Fourth Dimensionalism and Self Empowerment
Fourth Dimensionalist solutions to these problems work by positing that we are extended in time, similarly to how we are in space. A thing maintains its identity simply by preceding and proceeding itself in time. Your arm is not your leg, but both are a part of you. Yourself at t1 and yourself at t2 are not the same, but both are a part of you. Fourth DImensionalism suggests that you are not one self, but an indefinite collection of temporal parts that all fit together like the countless frames in a movie. Their placement in time, not their identicalness in their spatial parts, is what gives them motion, relation, and identity.
More than being an effective solution, this theory gave me a whole new way of thinking about myself. We tend to think of ourselves with solidity: who we are and what we believe. The truth, however, is comically opposite this way of thinking. We are not stubborn to change, we are created by it. Change is as much a part of us as our arms or our legs. It cannot be avoided and it will not be denied.

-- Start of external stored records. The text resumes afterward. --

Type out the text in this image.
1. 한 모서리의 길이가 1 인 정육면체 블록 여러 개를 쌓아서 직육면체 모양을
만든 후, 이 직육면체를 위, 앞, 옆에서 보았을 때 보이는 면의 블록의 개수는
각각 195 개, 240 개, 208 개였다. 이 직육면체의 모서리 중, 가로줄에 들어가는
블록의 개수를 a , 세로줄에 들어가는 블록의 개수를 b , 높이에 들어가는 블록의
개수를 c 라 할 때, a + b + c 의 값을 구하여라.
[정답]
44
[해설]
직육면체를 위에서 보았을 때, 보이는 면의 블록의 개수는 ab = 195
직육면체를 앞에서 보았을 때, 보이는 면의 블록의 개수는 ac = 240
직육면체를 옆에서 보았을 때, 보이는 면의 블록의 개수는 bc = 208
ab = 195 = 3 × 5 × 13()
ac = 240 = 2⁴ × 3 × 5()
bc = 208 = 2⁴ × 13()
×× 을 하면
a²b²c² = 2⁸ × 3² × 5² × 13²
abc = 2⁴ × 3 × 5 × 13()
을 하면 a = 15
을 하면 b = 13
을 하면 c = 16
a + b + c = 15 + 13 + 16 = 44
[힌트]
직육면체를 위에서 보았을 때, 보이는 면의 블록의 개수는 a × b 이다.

Many times in my life I’ve felt stuck, even hopeless. There are times I’ve resisted changing my mind or made a mistake I thought I’d never recover from. I’ve dwelled and mulled, seethed and ruminated. Know that no matter the moment, it will pass. Know this not as an empty offering of consoling words. Know it as the deepest functioning of your identity. A new part of you, a new self, will be birthed into the world, capable of forging a better future. You can only ever be a single one of an indefinite number of selves. You are not your past. You are only the briefest moment. Choose something better for that moment. Love yourself now, for you’re the only person you can ever be.